にせものセキュリティ更新メールにご用心

セキュリティ企業各社は6日、Microsoft のセキュリティ更新に見せかけたワームが、今週インターネットに出回りだしたと警告を発した。似たような手口を取っている感染メールの例は、先日お伝えした『Sharpei』が記憶に新しい。

今回のワームも大量メール送信型で、『Gibe』という名がついた。Gibe 自体が破壊行動を起こすことは無いが、トロイの木馬型バックドアをインストールするため、感染したシステムはリモートからのアクセスを許してしまう。

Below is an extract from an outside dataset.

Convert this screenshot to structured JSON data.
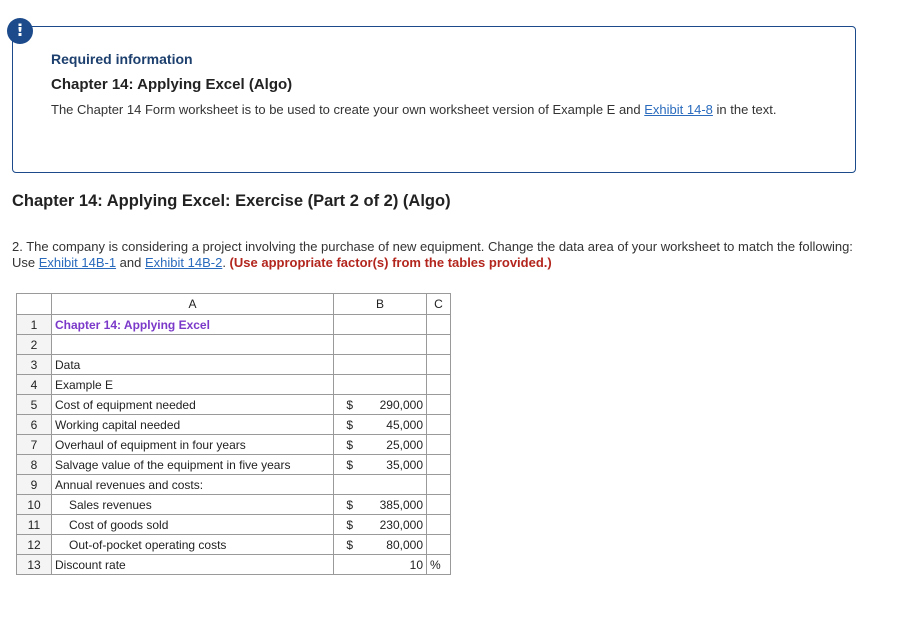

Gibe の感染メールは、送信者が「Microsoft Corporation Security Center (Microsoft セキュリティセンター)」で、件名は「Internet Security Update (インターネットセキュリティの更新)」となっており、添付ファイルに Microsoft の修正プログラム名を模した「Q216309.exe」が付いている。メール本文の内容は概ね Microsoft のセキュリティ情報 MS02-005 の内容と一致し、直ちに添付した対策プログラムを実行するよう呼びかけるものとなっている。

Gibe は Visual Basic で記述したワームで、起動すると自分自身のコピーを2つと、Outlook および独自の SMTP エンジンを用いるメール送信プログラムファイル、そしてポート12378を開いてしまうバックドアプログラムファイルを作成する。感染メールを配布するメールアドレスは、Outlook のアドレス帳をはじめ、拡張子「.htm」「.html」「.asp」「.php」を持つ各ファイルの中からも収集する。

同ワームが作成するファイルをまとめると次の通り。全てのファイルは Windows ディレクトリ (一般にc:Windows) 内にある。

• Q216309.exe および Vtnmsccd.dll、ワーム本体のコピー。
• BcTool.exe、メール送信プログラム。
• GfxAcc.exe、バックドアプログラム。
• 02_N803.dat、収集したメールアドレスを格納するデータファイル。
• WinNetw.exe、メールアドレスの収集プログラム。

フィンランドのセキュリティ企業、F-Secure Corp. は6日、ワームが作成したファイルをすべて感染したシステムから削除すれば、同ワームが活動することは無いと述べた。ファイルが使用中で削除できない場合は、DOS で再起動してから削除するか、各ファイルの拡張子を変更して直ちに Windows を再起動する必要があるとしている。

多くのウイルス対策企業は、すでに同ワームへの対応を済ませている。